When the GAO demanded to know the reasons behind this development, they got an answer, as GAO files note:

"According to this official [the Chief Archivist for the National Personnel Records Center], the document disposition form did not properly indicate the authority under which the disposal action was taken. The Center’s Chief Archivist stated that from his personal experience, many of the Air Force organizational records covering this time period were destroyed without entering a citation for the governing disposition authority. Our review of records control forms showing the destruction of other records--including outgoing RAAF messages for 1950--supports the Chief Archivist’s viewpoint."

So, in other words, we have yet another explanation that does not include high-level conspiracy to explain the loss and destruction of files, but which says far more about bureaucracy. Note too that, on digging further, the GAO learned that 1950-era Roswell files had been destroyed as well, not just records up until December 1949 (which is something else that fails to get mentioned to any great degree by ET proponents of Roswell).

So, what's my point in all this? Well, this is my point: Yes, it certainly is intriguing that half-a-decade of certain files are missing from the old Roswell Army Air Field, and it may even be an issue of deep conspiracy.

Or, it may not be.

But, if UFO/Roswell researchers wish to maintain that the missing files from 1947 point to a specific cover-up of the Roswell event - and Roswell occurred out of the blue in July of that year - then they have to provide a viable reason as to why documentation dating back as far as March 1945 was pulled too, and why additional documentation remains missing from as late as 1950.

Saying "the outgoing Roswell messages from July 1947 are missing" is absolutely true, and it opens eyes and it catches the attention of people.
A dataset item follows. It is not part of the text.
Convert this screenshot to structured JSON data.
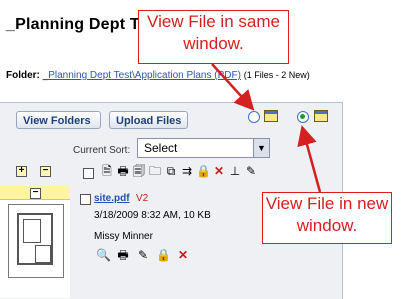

Noting that, in reality, the files actually cover 1945 to 1950, and also cover general administrative issues at the base, is far less attention-grabbing.

The issue of the missing files is undeniably interesting and deeply worthy of further study, scrutiny, and investigation. But, if we are to remain balanced in our approach to addressing this aspect of the affair, we need to recognize that the "vanished documents" saga is not as clear-cut as it might seem, or as many might prefer it to be.